The men consistently beat Willamette in all of their pieces.
“We’re strong, but we’re not the powerhouses that are prevalent in other schools,” Daniel Saxton (’12) said. “Willamette was stronger than us, but we were able to beat them with technique.”
The races were kept between three and four minutes, with a rate cap in the mid-twenties. The men have a fairly light team, in comparison, but still boast high endurance. Their technical skills also strengthen Lewis & Clark rowers. Coming back from the regatta, the men look to work on improving their strokes per minute while also keeping their technique. Thus far in the season, both the men and women’s teams have worked heavily on their technique.
“Once you speed up, generally your technique begins to wane,” said Saxton.
The novice team, on the men’s side, really showed their gained improvement since the beginning of the season. Last fall, the novice team competed in the WIRA competition and ended near the top of the teams. The WIRA regatta includes a lot of the western colleges, and is a huge meet. The novice team this spring season looks to follow in the successful footsteps of fall’s novice team.
“The coaching staff is really impressive,” Saxton said. “They’ve been able to make novice rowersreally good really fast.”
The women’s team was opposed a bigger, faster, more experienced group this last weekend. On the LC side of things, the team is fairly new, and still getting used to the water. However, the team kept up the competition.

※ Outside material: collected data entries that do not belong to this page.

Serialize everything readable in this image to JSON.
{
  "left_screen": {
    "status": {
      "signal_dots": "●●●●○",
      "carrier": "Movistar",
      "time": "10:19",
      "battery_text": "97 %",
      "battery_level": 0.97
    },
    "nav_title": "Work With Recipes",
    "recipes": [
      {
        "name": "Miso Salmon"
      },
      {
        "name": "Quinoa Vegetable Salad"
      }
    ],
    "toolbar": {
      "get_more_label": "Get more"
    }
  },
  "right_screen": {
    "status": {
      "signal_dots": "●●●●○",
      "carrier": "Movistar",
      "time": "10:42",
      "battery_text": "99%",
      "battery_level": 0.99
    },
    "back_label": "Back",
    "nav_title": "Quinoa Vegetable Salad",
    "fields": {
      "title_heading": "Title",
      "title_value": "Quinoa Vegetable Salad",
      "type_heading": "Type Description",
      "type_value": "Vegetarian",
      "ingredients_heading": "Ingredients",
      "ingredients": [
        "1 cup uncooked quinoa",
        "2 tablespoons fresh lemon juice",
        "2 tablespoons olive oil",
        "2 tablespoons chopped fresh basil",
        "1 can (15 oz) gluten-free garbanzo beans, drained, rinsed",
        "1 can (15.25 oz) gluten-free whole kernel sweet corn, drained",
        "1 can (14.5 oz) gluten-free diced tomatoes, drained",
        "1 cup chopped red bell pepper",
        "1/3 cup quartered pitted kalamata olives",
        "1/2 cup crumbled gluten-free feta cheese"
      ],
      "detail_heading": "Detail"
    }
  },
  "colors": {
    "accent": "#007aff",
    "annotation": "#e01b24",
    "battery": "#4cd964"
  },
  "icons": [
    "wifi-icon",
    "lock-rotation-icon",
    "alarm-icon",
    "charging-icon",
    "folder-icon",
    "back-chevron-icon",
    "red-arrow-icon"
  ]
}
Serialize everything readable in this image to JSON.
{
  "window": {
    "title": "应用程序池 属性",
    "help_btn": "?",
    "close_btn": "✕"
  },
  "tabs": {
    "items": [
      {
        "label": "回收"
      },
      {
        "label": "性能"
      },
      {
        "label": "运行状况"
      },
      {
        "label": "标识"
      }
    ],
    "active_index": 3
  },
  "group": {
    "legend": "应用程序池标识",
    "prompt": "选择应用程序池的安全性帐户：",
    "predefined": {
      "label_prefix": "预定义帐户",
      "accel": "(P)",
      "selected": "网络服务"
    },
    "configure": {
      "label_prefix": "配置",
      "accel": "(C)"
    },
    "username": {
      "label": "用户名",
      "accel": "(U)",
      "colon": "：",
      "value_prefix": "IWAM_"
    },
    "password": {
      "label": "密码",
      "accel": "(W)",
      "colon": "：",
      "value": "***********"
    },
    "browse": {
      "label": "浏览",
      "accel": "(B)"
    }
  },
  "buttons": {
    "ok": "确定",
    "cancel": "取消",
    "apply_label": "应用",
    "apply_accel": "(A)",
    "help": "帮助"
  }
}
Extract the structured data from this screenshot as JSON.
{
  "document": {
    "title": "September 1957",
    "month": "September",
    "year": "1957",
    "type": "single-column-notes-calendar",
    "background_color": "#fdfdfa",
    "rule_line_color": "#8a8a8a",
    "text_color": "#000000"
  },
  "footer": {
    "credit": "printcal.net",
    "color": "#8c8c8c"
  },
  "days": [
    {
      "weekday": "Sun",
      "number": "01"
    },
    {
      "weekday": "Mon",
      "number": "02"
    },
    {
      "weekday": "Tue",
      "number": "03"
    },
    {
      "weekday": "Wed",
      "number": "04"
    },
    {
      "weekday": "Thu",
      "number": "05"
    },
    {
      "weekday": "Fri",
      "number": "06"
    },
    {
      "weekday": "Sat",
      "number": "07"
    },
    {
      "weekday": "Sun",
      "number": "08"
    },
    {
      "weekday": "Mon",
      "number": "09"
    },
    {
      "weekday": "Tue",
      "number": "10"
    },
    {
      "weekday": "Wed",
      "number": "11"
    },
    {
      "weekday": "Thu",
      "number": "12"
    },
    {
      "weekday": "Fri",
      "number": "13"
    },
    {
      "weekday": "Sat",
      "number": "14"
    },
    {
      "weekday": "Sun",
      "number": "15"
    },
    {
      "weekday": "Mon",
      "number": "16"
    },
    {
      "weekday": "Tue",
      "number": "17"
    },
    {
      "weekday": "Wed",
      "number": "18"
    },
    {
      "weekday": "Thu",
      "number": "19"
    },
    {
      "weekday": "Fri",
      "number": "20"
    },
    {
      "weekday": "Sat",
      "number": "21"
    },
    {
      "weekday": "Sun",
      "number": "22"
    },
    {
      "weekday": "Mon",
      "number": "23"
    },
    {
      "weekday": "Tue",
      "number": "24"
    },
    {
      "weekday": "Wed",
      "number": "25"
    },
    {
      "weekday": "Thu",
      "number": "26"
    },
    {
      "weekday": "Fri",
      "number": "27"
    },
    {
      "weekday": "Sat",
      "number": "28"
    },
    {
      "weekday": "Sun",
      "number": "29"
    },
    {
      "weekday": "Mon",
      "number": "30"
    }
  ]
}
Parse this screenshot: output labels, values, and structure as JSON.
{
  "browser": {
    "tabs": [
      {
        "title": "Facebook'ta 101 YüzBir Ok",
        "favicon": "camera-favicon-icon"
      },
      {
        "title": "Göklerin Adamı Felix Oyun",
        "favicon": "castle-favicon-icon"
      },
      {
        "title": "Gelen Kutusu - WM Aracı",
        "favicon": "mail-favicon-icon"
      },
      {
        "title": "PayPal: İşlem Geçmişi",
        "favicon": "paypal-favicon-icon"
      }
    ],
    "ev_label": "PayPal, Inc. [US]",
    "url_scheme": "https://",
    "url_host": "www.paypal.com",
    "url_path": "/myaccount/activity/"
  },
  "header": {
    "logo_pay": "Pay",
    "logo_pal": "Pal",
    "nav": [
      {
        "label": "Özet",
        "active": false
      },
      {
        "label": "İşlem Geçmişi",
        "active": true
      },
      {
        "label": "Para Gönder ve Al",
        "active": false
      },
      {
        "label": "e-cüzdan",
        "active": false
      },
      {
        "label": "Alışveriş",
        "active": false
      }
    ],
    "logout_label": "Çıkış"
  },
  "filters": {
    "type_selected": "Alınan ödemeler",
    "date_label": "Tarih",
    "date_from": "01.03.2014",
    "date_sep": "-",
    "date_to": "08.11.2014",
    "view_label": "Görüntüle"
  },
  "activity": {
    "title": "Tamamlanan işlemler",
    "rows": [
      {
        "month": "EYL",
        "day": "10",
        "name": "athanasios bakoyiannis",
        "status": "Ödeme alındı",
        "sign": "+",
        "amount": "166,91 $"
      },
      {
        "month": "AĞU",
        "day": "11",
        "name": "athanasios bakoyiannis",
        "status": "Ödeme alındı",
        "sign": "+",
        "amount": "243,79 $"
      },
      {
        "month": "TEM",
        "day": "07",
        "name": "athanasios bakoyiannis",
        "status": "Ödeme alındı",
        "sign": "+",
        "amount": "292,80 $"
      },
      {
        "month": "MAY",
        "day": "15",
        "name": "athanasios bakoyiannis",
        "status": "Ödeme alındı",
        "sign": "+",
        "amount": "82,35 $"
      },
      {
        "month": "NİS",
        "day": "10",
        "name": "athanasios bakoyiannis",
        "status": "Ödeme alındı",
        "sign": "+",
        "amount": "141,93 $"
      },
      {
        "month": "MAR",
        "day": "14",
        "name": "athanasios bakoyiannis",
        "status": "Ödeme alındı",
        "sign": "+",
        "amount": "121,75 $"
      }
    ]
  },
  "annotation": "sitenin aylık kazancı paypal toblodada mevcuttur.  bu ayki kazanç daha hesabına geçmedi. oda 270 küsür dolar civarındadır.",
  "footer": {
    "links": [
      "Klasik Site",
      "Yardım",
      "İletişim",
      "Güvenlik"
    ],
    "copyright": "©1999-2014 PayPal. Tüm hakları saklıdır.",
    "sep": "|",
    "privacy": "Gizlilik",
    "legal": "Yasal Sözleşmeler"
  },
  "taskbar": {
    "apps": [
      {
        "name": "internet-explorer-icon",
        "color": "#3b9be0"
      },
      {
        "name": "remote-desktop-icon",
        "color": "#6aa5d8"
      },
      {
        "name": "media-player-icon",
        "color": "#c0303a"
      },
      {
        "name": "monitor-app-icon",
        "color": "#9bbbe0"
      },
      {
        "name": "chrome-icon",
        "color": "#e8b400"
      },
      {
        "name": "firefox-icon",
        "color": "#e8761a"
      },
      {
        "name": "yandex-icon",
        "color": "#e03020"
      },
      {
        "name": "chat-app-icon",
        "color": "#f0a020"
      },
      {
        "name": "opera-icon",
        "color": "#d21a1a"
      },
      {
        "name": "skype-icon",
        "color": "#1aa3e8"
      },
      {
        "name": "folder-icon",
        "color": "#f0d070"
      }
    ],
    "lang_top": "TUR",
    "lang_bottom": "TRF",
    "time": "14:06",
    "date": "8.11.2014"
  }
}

The varsity women’s boats struggled slightly, just from lack of experience.
The novice boats, on the other hand, kept up with Willamette’s novice rowers.
Coming back to training this week before spring break the team, both men and women and varsity and novice, will start working on starts and race rhythm.
“It’s going to be exciting to take out the other teams with big guys,” said Saxton. “It’s going to be fun.”